Steve Ramsey, the creator of Woodworking for Mere Mortals, is one of the most popular woodworking YouTubers. His channel combines practical woodworking skills with gorgeous projects, and has a huge community of users.
He offers a great set of free videos in his Woodworking Basics playlist, but we recommend getting his premium course. That way, you can get to know the basics in a more hands-on manner.
Steve Ramsay’s YouTube channel is described as “woodworking for mere mortals.” He has a huge playlist of DIY project tutorials that anyone can follow and use to create their own wood projects.
The videos are easy to follow and include tips, tricks, tool reviews, and inspiration for your next woodworking project! You’ll also find an extensive woodworking basic playlist that covers common mistakes, what kind of finish to use, and more.
Another popular woodworking video channel is ThisWoodwork, which has a wide range of videos. You can watch everything from IKEA hacks to a covered patio build.
If you’re looking for a professional woodworking tutorial, check out Fine Woodworking.

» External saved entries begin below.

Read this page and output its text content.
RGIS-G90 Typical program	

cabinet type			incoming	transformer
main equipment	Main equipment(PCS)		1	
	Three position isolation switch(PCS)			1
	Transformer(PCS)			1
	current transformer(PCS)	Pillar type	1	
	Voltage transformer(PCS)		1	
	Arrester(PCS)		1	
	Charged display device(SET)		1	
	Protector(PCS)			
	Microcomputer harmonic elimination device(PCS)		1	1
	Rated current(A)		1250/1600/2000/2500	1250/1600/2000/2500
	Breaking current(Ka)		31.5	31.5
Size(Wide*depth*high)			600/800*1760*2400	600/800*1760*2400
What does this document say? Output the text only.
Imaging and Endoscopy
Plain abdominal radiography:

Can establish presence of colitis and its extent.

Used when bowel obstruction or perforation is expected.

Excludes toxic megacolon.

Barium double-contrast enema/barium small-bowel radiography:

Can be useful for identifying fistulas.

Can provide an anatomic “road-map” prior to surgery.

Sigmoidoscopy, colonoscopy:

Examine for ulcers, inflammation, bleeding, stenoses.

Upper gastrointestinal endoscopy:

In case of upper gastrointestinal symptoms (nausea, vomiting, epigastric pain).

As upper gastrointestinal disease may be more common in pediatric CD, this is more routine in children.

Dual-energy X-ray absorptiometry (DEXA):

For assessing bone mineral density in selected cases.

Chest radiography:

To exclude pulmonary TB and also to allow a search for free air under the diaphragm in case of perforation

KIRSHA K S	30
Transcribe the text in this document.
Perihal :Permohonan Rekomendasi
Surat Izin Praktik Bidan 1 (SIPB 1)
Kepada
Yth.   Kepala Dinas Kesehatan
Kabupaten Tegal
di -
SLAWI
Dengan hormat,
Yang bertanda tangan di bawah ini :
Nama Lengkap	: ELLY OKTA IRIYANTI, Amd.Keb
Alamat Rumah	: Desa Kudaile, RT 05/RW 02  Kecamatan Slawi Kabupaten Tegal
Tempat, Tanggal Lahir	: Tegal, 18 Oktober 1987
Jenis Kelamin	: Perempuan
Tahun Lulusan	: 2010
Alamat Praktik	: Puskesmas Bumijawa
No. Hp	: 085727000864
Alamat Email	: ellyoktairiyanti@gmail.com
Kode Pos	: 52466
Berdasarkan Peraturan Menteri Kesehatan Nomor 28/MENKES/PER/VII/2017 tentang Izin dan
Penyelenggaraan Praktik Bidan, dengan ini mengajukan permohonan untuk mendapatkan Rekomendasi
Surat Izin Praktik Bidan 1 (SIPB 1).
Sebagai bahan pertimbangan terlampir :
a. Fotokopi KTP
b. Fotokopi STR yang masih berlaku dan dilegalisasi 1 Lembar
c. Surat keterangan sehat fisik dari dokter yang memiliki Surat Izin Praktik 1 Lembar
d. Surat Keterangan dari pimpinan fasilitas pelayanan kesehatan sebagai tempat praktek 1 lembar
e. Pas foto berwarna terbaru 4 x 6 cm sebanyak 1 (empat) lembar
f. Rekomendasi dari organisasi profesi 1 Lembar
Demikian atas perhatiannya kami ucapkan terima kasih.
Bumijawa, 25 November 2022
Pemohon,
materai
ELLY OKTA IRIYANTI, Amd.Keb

They have videos from professional craftsmen, like Charlie Durfee and Bob Van Dyke, who can teach you all the fine details of working with wood.
If you’re looking for a woodworking YouTuber with a large following, Jesse de Geest from the Samurai Carpenter is definitely worth checking out. His projects are super educational and he demonstrates samurai precision in his work.
2. The Wood Whisperer
Marc Spagnuolo aka The Wood Whisperer made YouTube history when he launched his first video on October 18, 2006. His impressive videos, including those featuring the latest in tools, technology and woodworking, have earned him the title of “The Greatest Showman On Earth” and a devoted fan base.
His eponymous channel is one of the most popular woodworking channels on YouTube. His videos cover a range of projects from simple home decor items to more complex furniture and toys. He is renowned for his ability to simplify complex woodworking concepts and techniques, making them accessible to the novice woodworker.
He also has a solid library of free project videos, making it easy to find the right project for you. Some of his best-known videos include “The Wood Whisperer’s Top 10 Best Woodworking Tools,” an in-depth series that covers essential tools from saws to drills. The channel also has an excellent community with a live stream and forums for discussion.
3. Woodworking for Mere Mortals
Woodworking is a fun, rewarding hobby that will keep you busy for years to come. Whether you’re building a new house, remodeling an existing one or just tinkering in the garage you’ll find something new to learn every time you step inside the shop.
The best part about woodworking is you don’t have to own a big shop to get started or spend an arm and a leg on tools. You can get all of the basics for less than a few hundred dollars. You’ll also be able to take pride in a handcrafted creation you built yourself.
A good woodworking tool abounds, but you’ll need to make sure it is the right one for your needs. There are a few key things to remember, such as choosing the right blade for your particular project and the type of wood you’re using. It’s also a good idea to practice on scrap before you commit to a full sized project so you don’t mess up the best thing for your shop.
4. Woodworking Basics
Learning woodworking basics is a great first step to building your own projects. These basics include cutting straight and curved lines, turning tight corners, sanding your project and drilling for your band saw or scroll saw.
There are also a variety of free woodworking courses online to help you get started. Some of these lessons can be found on Udemy, a website that features a large number of classes taught by different instructors.
If you are looking for a more comprehensive course, check out Woodworking for Mere Mortals, a YouTube channel created by Steve Ramsey. It offers a six-part class that’s perfect for beginners.
Another good place to start is Rex Krueger’s series, Woodworking for Humans. Rex’s approach is a little different than Steve’s, because he focuses on hand tools instead of power tools.